Gold Coast’s founder and executive director, Regina Gil, confirmed that the center’s 25th Anniversary Gala will be held virtually on the evening of Sept. 14. Gil said those in charge of organizing the gala agreed that holding the event on a virtual platform was the safest way to ensure it would happen without any risks of the virus spreading.
“Even if things are opening, it will be gradually,” Gil said. “Our supporters and parents of students have a certain level of anxiety [regarding the pandemic], and we did not want to risk anything.”
Gil said planning the event even under the most ideal circumstances can be strenuous, and the added pressure of having everyone in attendance abide by state-mandated health measures would only make matters more difficult.
“Staging a full party with 2-300 people is very expensive and difficult to coordinate under good circumstances,” she said. “There was just no way this could happen in person this year. We hoped for a bigger and in-person celebration, but we will still find a way to properly and safely celebrate 25 great years.”

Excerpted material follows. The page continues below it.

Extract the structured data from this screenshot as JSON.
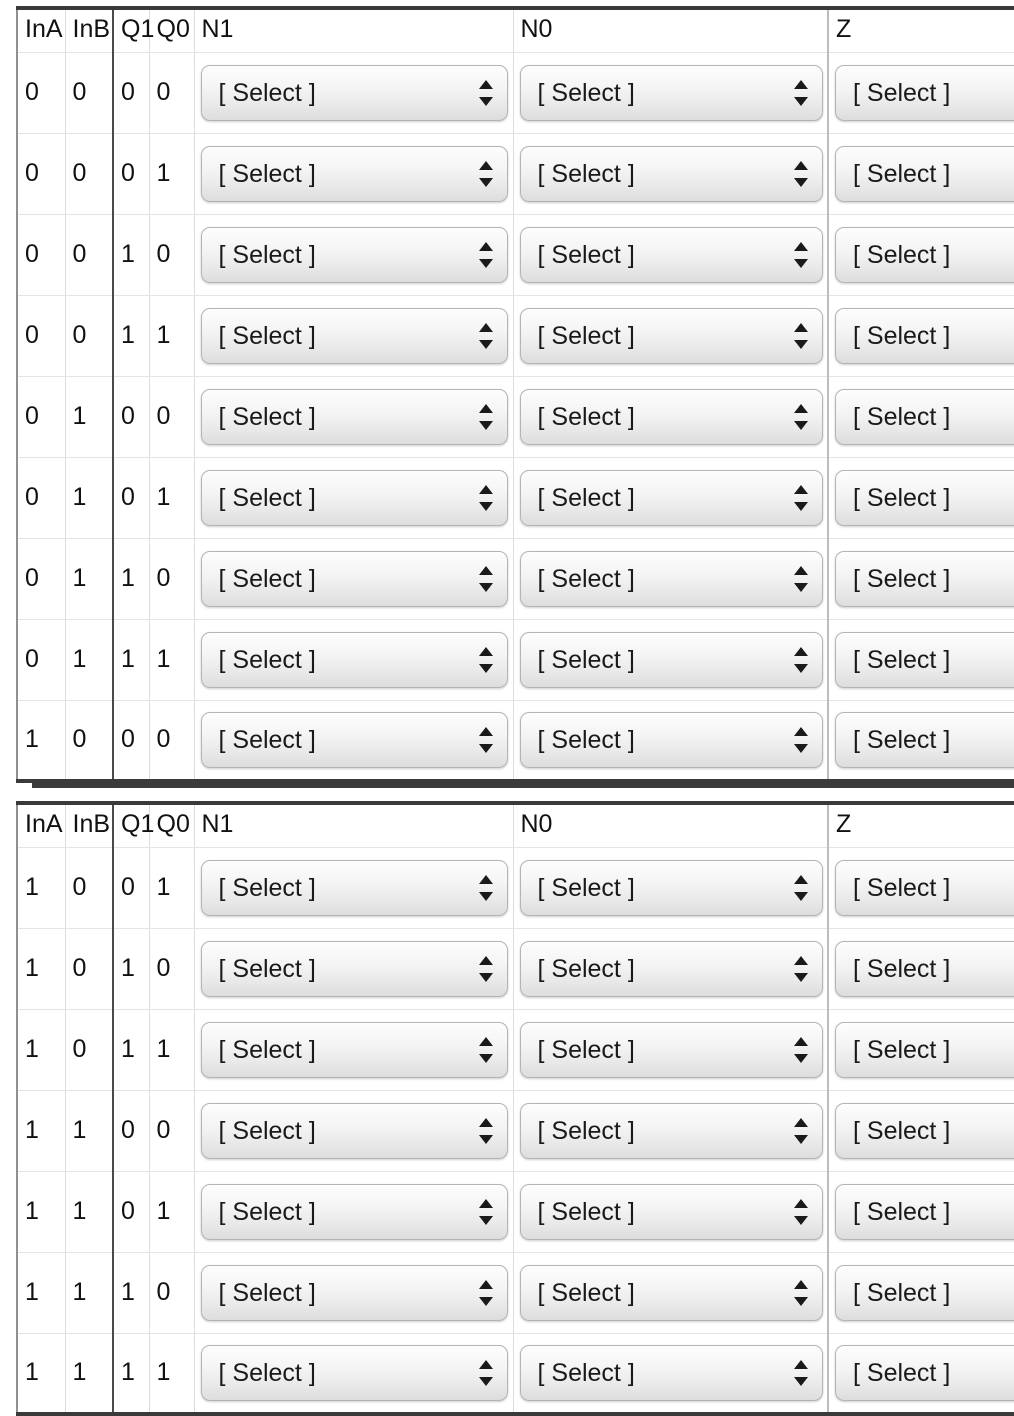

Despite the changing of the platform, Gil said, those in attendance can still expect guest appearances, silent auctions, raffles and other surprises that will keep everyone entertained from the confines of their homes. Gil expressed her gratitude to the Gold Coast staff and supporters and said donations were needed to keep the arts center in business.

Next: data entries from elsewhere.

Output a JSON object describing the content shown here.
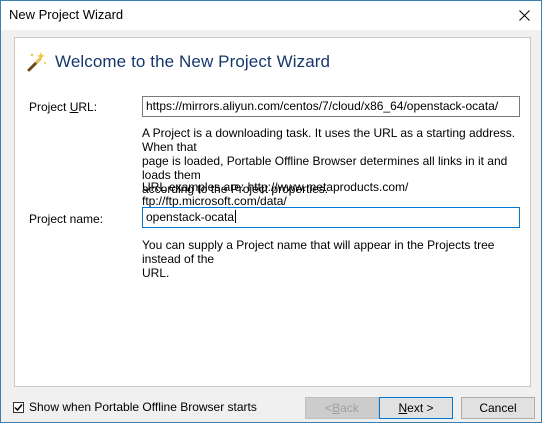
{
  "window": {
    "title": "New Project Wizard"
  },
  "heading": "Welcome to the New Project Wizard",
  "url_field": {
    "label_pre": "Project ",
    "label_u": "U",
    "label_post": "RL:",
    "value": "https://mirrors.aliyun.com/centos/7/cloud/x86_64/openstack-ocata/"
  },
  "url_help": {
    "line1": "A Project is a downloading task. It uses the URL as a starting address. When that",
    "line2": "page is loaded, Portable Offline Browser determines all links in it and loads them",
    "line3": "according to the Project properties.",
    "examples": "URL examples are: http://www.metaproducts.com/ ftp://ftp.microsoft.com/data/"
  },
  "name_field": {
    "label": "Project name:",
    "value": "openstack-ocata"
  },
  "name_help": {
    "line1": "You can supply a Project name that will appear in the Projects tree instead of the",
    "line2": "URL."
  },
  "footer": {
    "checkbox_label": "Show when Portable Offline Browser starts",
    "checkbox_checked": true,
    "back_pre": "< ",
    "back_u": "B",
    "back_post": "ack",
    "next_u": "N",
    "next_post": "ext >",
    "cancel_label": "Cancel"
  },
  "colors": {
    "heading": "#15386b",
    "focus_border": "#0078d7"
  },
  "icons": {
    "close": "close-icon",
    "wizard": "magic-wand-icon",
    "check": "checkmark-icon"
  }
}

“Our center is based on support from the public, grants, foundations and individuals,” Gil said. “Even buying a book from one of our book talk events goes a long way. We depend so much on the public and we’re asking and hoping that people find that level of support to donate anything.”
One of the center’s most prominent public events is the international film festival, which is entering its 10th year. The festival, according to the center’s associate director and film festival director, Caroline Sorokoff, will be adopting a “hybrid model” featuring virtual and drive-in screenings.
“The one thing I can assure people that will not change about the festival is the quality of films that will be shown,” Sorokoff said. “The only thing that will really be changing are the medians in which the films and events will be held.”
Sorokoff said the film festival will run from Oct. 13-20 and the locations of the drive-in film screenings and Q&A events are still to be finalized.
Ahead of last year’s film festival, Sorokoff spoke on the importance of experiencing a movie with others in the audience. Though people who attend the events will not get that same experience, Sorokoff said, the virtual platform offers a new and different experience people should look forward to.
“As we’ve seen, people are comfortable watching films at home,” Sorokoff said. “People have to look at the experience in a different way. One of the silver linings of going to a virtual platform has been reaching people and new virtual audiences that may not have participated before due to geographical or time limitations.”
Sorokoff echoed Gil’s remarks about depending on the public’s support and the effort that the Gold Coast staff has put in to ensure programs ranging from painting classes to an international film festival happen safely and seamlessly.
“We’ve all been working tirelessly to ensure we continue to provide what people expect from us,” Sorokoff said.
“Just like our name, we want to provide people with the gold standard for all of our events,” Gil said.